Joaquim Masmitjà i de Puig (/ca/; December 29, 1808 – August 26, 1886), sometimes given with the Castilianized spelling Joaquin Masmitja, was the founder of the Daughters of the Most Holy and Immaculate Heart of the Blessed Virgin Mary in 1848. This was a Catholic religious teaching institute for women, later renamed Sisters of the Immaculate Heart of Mary.

Joaquim Masmitjà was the fourth child of Francesc and Maria Gracia. He entered the minor seminary for the Diocese of Girona and then went on to get degrees in canon and civil law.

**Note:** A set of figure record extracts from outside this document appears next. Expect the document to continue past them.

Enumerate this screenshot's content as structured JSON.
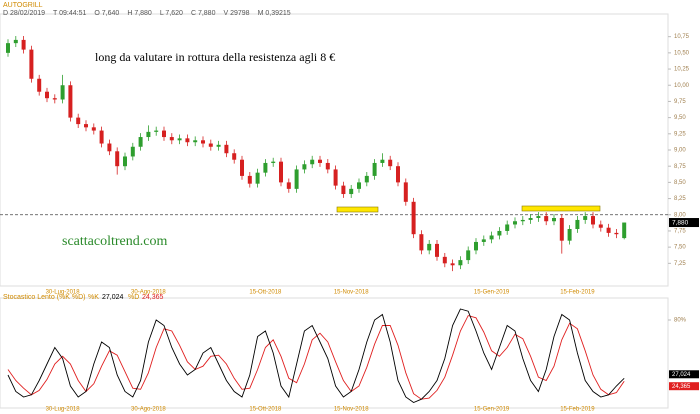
{
  "header": {
    "items": [
      "D 28/02/2019",
      "T 09:44:51",
      "O 7,640",
      "H 7,880",
      "L 7,620",
      "C 7,880",
      "V 29798",
      "M 0,39215"
    ]
  },
  "chart_data": [
    {
      "type": "candlestick",
      "title": "AUTOGRILL",
      "categories": [
        null,
        null,
        null,
        null,
        null,
        null,
        null,
        "30-Lug-2018",
        null,
        null,
        null,
        null,
        null,
        null,
        null,
        null,
        null,
        null,
        "30-Ago-2018",
        null,
        null,
        null,
        null,
        null,
        null,
        null,
        null,
        null,
        null,
        null,
        null,
        null,
        null,
        "15-Ott-2018",
        null,
        null,
        null,
        null,
        null,
        null,
        null,
        null,
        null,
        null,
        "15-Nov-2018",
        null,
        null,
        null,
        null,
        null,
        null,
        null,
        null,
        null,
        null,
        null,
        null,
        null,
        null,
        null,
        null,
        null,
        "15-Gen-2019",
        null,
        null,
        null,
        null,
        null,
        null,
        null,
        null,
        null,
        null,
        "15-Feb-2019",
        null,
        null,
        null,
        null,
        null,
        null
      ],
      "open": [
        10.5,
        10.65,
        10.7,
        10.55,
        10.1,
        9.9,
        9.8,
        9.78,
        10.0,
        9.5,
        9.4,
        9.35,
        9.3,
        9.1,
        8.98,
        8.75,
        8.9,
        9.05,
        9.2,
        9.28,
        9.3,
        9.2,
        9.15,
        9.18,
        9.12,
        9.15,
        9.1,
        9.05,
        9.08,
        8.95,
        8.85,
        8.6,
        8.48,
        8.65,
        8.8,
        8.82,
        8.5,
        8.4,
        8.7,
        8.78,
        8.85,
        8.8,
        8.7,
        8.45,
        8.32,
        8.4,
        8.5,
        8.6,
        8.8,
        8.85,
        8.75,
        8.5,
        8.2,
        7.7,
        7.45,
        7.55,
        7.35,
        7.25,
        7.22,
        7.3,
        7.45,
        7.58,
        7.62,
        7.68,
        7.75,
        7.85,
        7.9,
        7.92,
        7.95,
        7.98,
        7.9,
        7.95,
        7.6,
        7.78,
        7.92,
        7.98,
        7.85,
        7.8,
        7.72,
        7.64
      ],
      "high": [
        10.71,
        10.76,
        10.76,
        10.61,
        10.16,
        9.96,
        9.86,
        10.16,
        10.06,
        9.56,
        9.46,
        9.41,
        9.36,
        9.16,
        9.04,
        8.96,
        9.11,
        9.26,
        9.38,
        9.36,
        9.36,
        9.26,
        9.24,
        9.24,
        9.21,
        9.21,
        9.16,
        9.14,
        9.14,
        9.01,
        8.91,
        8.66,
        8.71,
        8.86,
        8.88,
        8.88,
        8.56,
        8.76,
        8.84,
        8.91,
        8.91,
        8.86,
        8.76,
        8.51,
        8.46,
        8.56,
        8.66,
        8.86,
        8.95,
        8.91,
        8.81,
        8.56,
        8.26,
        7.76,
        7.61,
        7.61,
        7.41,
        7.31,
        7.36,
        7.51,
        7.64,
        7.68,
        7.74,
        7.81,
        7.91,
        7.96,
        7.98,
        8.01,
        8.04,
        8.04,
        8.01,
        8.01,
        7.84,
        7.98,
        8.04,
        8.04,
        7.91,
        7.86,
        7.78,
        7.88
      ],
      "low": [
        10.44,
        10.59,
        10.49,
        10.04,
        9.84,
        9.74,
        9.72,
        9.72,
        9.44,
        9.34,
        9.29,
        9.24,
        9.04,
        8.92,
        8.62,
        8.69,
        8.84,
        8.99,
        9.14,
        9.22,
        9.14,
        9.09,
        9.09,
        9.06,
        9.06,
        9.04,
        8.99,
        8.99,
        8.89,
        8.79,
        8.54,
        8.42,
        8.42,
        8.59,
        8.74,
        8.44,
        8.34,
        8.34,
        8.64,
        8.72,
        8.74,
        8.64,
        8.39,
        8.26,
        8.26,
        8.34,
        8.44,
        8.54,
        8.74,
        8.69,
        8.44,
        8.14,
        7.64,
        7.39,
        7.39,
        7.29,
        7.19,
        7.13,
        7.16,
        7.24,
        7.39,
        7.52,
        7.56,
        7.62,
        7.69,
        7.79,
        7.84,
        7.86,
        7.89,
        7.84,
        7.84,
        7.4,
        7.54,
        7.72,
        7.86,
        7.79,
        7.74,
        7.66,
        7.64,
        7.62
      ],
      "close": [
        10.65,
        10.7,
        10.55,
        10.1,
        9.9,
        9.8,
        9.78,
        10.0,
        9.5,
        9.4,
        9.35,
        9.3,
        9.1,
        8.98,
        8.75,
        8.9,
        9.05,
        9.2,
        9.28,
        9.3,
        9.2,
        9.15,
        9.18,
        9.12,
        9.15,
        9.1,
        9.05,
        9.08,
        8.95,
        8.85,
        8.6,
        8.48,
        8.65,
        8.8,
        8.82,
        8.5,
        8.4,
        8.7,
        8.78,
        8.85,
        8.8,
        8.7,
        8.45,
        8.32,
        8.4,
        8.5,
        8.6,
        8.8,
        8.85,
        8.75,
        8.5,
        8.2,
        7.7,
        7.45,
        7.55,
        7.35,
        7.25,
        7.22,
        7.3,
        7.45,
        7.58,
        7.62,
        7.68,
        7.75,
        7.85,
        7.9,
        7.92,
        7.95,
        7.98,
        7.9,
        7.95,
        7.6,
        7.78,
        7.92,
        7.98,
        7.85,
        7.8,
        7.72,
        7.7,
        7.88
      ],
      "up_color": "#2e9e2e",
      "down_color": "#d62020",
      "ylim": [
        6.9,
        11.1
      ],
      "yticks": [
        {
          "value": 10.75,
          "label": "10,75"
        },
        {
          "value": 10.5,
          "label": "10,50"
        },
        {
          "value": 10.25,
          "label": "10,25"
        },
        {
          "value": 10,
          "label": "10,00"
        },
        {
          "value": 9.75,
          "label": "9,75"
        },
        {
          "value": 9.5,
          "label": "9,50"
        },
        {
          "value": 9.25,
          "label": "9,25"
        },
        {
          "value": 9,
          "label": "9,00"
        },
        {
          "value": 8.75,
          "label": "8,75"
        },
        {
          "value": 8.5,
          "label": "8,50"
        },
        {
          "value": 8.25,
          "label": "8,25"
        },
        {
          "value": 8,
          "label": "8,00"
        },
        {
          "value": 7.75,
          "label": "7,75"
        },
        {
          "value": 7.5,
          "label": "7,50"
        },
        {
          "value": 7.25,
          "label": "7,25"
        }
      ],
      "reference_line": 8,
      "last_label": "7,880",
      "annotations": [
        "long da valutare in rottura della resistenza agli 8 €",
        "scattacoltrend.com"
      ]
    },
    {
      "type": "line",
      "title": "Stocastico Lento (%K %D)",
      "categories": [
        null,
        null,
        null,
        null,
        null,
        null,
        null,
        "30-Lug-2018",
        null,
        null,
        null,
        null,
        null,
        null,
        null,
        null,
        null,
        null,
        "30-Ago-2018",
        null,
        null,
        null,
        null,
        null,
        null,
        null,
        null,
        null,
        null,
        null,
        null,
        null,
        null,
        "15-Ott-2018",
        null,
        null,
        null,
        null,
        null,
        null,
        null,
        null,
        null,
        null,
        "15-Nov-2018",
        null,
        null,
        null,
        null,
        null,
        null,
        null,
        null,
        null,
        null,
        null,
        null,
        null,
        null,
        null,
        null,
        null,
        "15-Gen-2019",
        null,
        null,
        null,
        null,
        null,
        null,
        null,
        null,
        null,
        null,
        "15-Feb-2019",
        null,
        null,
        null,
        null,
        null,
        null
      ],
      "series": [
        {
          "name": "%K",
          "color": "#000000",
          "value_label": "27,024",
          "values": [
            30,
            15,
            10,
            12,
            25,
            40,
            55,
            45,
            20,
            10,
            15,
            40,
            60,
            55,
            30,
            15,
            10,
            25,
            60,
            80,
            75,
            55,
            40,
            30,
            35,
            50,
            55,
            40,
            25,
            15,
            10,
            30,
            65,
            70,
            50,
            20,
            10,
            40,
            70,
            75,
            60,
            45,
            20,
            10,
            15,
            35,
            60,
            80,
            85,
            60,
            25,
            10,
            5,
            8,
            15,
            25,
            45,
            75,
            90,
            88,
            70,
            50,
            35,
            55,
            75,
            70,
            45,
            25,
            15,
            35,
            65,
            85,
            80,
            50,
            25,
            15,
            10,
            12,
            20,
            27.024
          ]
        },
        {
          "name": "%D",
          "color": "#e02020",
          "value_label": "24,365",
          "values": [
            35,
            25,
            18,
            12,
            16,
            26,
            40,
            47,
            40,
            25,
            15,
            22,
            38,
            52,
            48,
            33,
            18,
            17,
            32,
            55,
            72,
            70,
            57,
            42,
            35,
            38,
            47,
            48,
            40,
            27,
            17,
            18,
            35,
            55,
            62,
            47,
            27,
            23,
            40,
            62,
            68,
            60,
            42,
            25,
            15,
            20,
            37,
            58,
            75,
            75,
            57,
            32,
            13,
            8,
            9,
            16,
            28,
            48,
            70,
            84,
            82,
            69,
            52,
            47,
            55,
            67,
            63,
            47,
            28,
            25,
            38,
            62,
            77,
            72,
            52,
            30,
            17,
            12,
            14,
            24.365
          ]
        }
      ],
      "ylim": [
        0,
        100
      ],
      "yticks": [
        {
          "value": 80,
          "label": "80%"
        }
      ]
    }
  ]
}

Masmitjà, who was greatly devoted to the Blessed Virgin under the titles of the Immaculate Heart of Mary and the Sorrowful Mother, was ordained a priest on February 22, 1834.

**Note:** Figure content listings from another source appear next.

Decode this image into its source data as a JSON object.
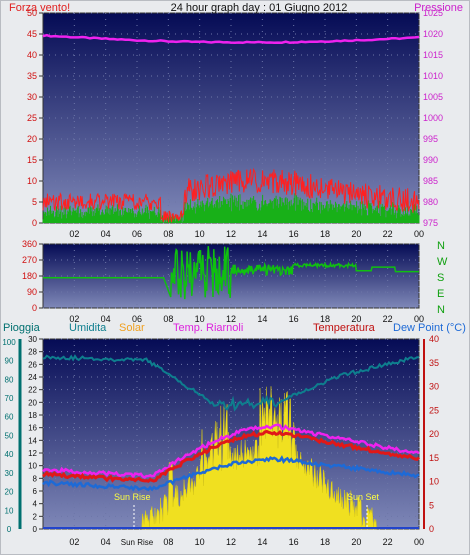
{
  "header": {
    "title": "24 hour graph day : 01 Giugno 2012",
    "left_label": "Forza vento!",
    "right_label": "Pressione"
  },
  "top_panel": {
    "left_ticks": [
      "0",
      "5",
      "10",
      "15",
      "20",
      "25",
      "30",
      "35",
      "40",
      "45",
      "50"
    ],
    "right_ticks": [
      "975",
      "980",
      "985",
      "990",
      "995",
      "1000",
      "1005",
      "1010",
      "1015",
      "1020",
      "1025"
    ],
    "x_ticks": [
      "02",
      "04",
      "06",
      "08",
      "10",
      "12",
      "14",
      "16",
      "18",
      "20",
      "22",
      "00"
    ]
  },
  "direction_panel": {
    "left_ticks": [
      "0",
      "90",
      "180",
      "270",
      "360"
    ],
    "compass": [
      "N",
      "W",
      "S",
      "E",
      "N"
    ],
    "x_ticks": [
      "02",
      "04",
      "06",
      "08",
      "10",
      "12",
      "14",
      "16",
      "18",
      "20",
      "22",
      "00"
    ]
  },
  "bottom_panel": {
    "labels": {
      "rain": "Pioggia",
      "humidity": "Umidita",
      "solar": "Solar",
      "apparent": "Temp. Riarnoli",
      "temperature": "Temperatura",
      "dewpoint": "Dew Point (°C)"
    },
    "rain_ticks": [
      "0",
      "10",
      "20",
      "30",
      "40",
      "50",
      "60",
      "70",
      "80",
      "90",
      "100"
    ],
    "humidity_ticks": [
      "0",
      "2",
      "4",
      "6",
      "8",
      "10",
      "12",
      "14",
      "16",
      "18",
      "20",
      "22",
      "24",
      "26",
      "28",
      "30"
    ],
    "temp_ticks": [
      "0",
      "5",
      "10",
      "15",
      "20",
      "25",
      "30",
      "35",
      "40"
    ],
    "x_ticks": [
      "02",
      "04",
      "Sun Rise",
      "08",
      "10",
      "12",
      "14",
      "16",
      "18",
      "20",
      "22",
      "00"
    ],
    "sunrise": "Sun Rise",
    "sunset": "Sun Set"
  },
  "colors": {
    "panel_top": "#050b55",
    "panel_bottom": "#7f88b8",
    "wind": "#ff2020",
    "gust": "#18b018",
    "pressure": "#ee22ee",
    "direction": "#10c010",
    "humidity": "#0e7e8e",
    "solar": "#f0e020",
    "apparent": "#ee22ee",
    "temperature": "#e01818",
    "dewpoint": "#1e6ad6",
    "rain_axis": "#007070",
    "temp_axis": "#c01010"
  }
}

Assigned to his hometown parish, Masmitjà became increasingly concerned over the poor education of young girls. He sought to rebuild society through their education in prayer and Christian doctrine. On July 1, 1848, Masmitjà founded the Institute of the Daughters of the Immaculate Heart of Mary.

In 1869, Masmitjà’s friend Bishop Thaddeus Amat y Brusi of Monterey, California, was visiting Spain, and asked for some of the sisters to come to California. Two years later, with Father Masmitjà's approval, Mother Raimunda led nine others to the new California mission. The Sisters established two houses, one in Gilroy and the other in San Juan. Very soon the Sisters of the Immaculate Heart were teaching in several schools in different parts of California. Their lifestyle attracted young women to follow the charisma of Fr. Masmitjà, and the Sisters inaugurated a third house in San Luis Obispo (1876), a fourth house in San Bernardino (1880), and finally the last house during the lifetime of Fr. Masmitjà was established in Los Angeles (1886).

Masmitjà died at the age of 78, on August 26, 1886.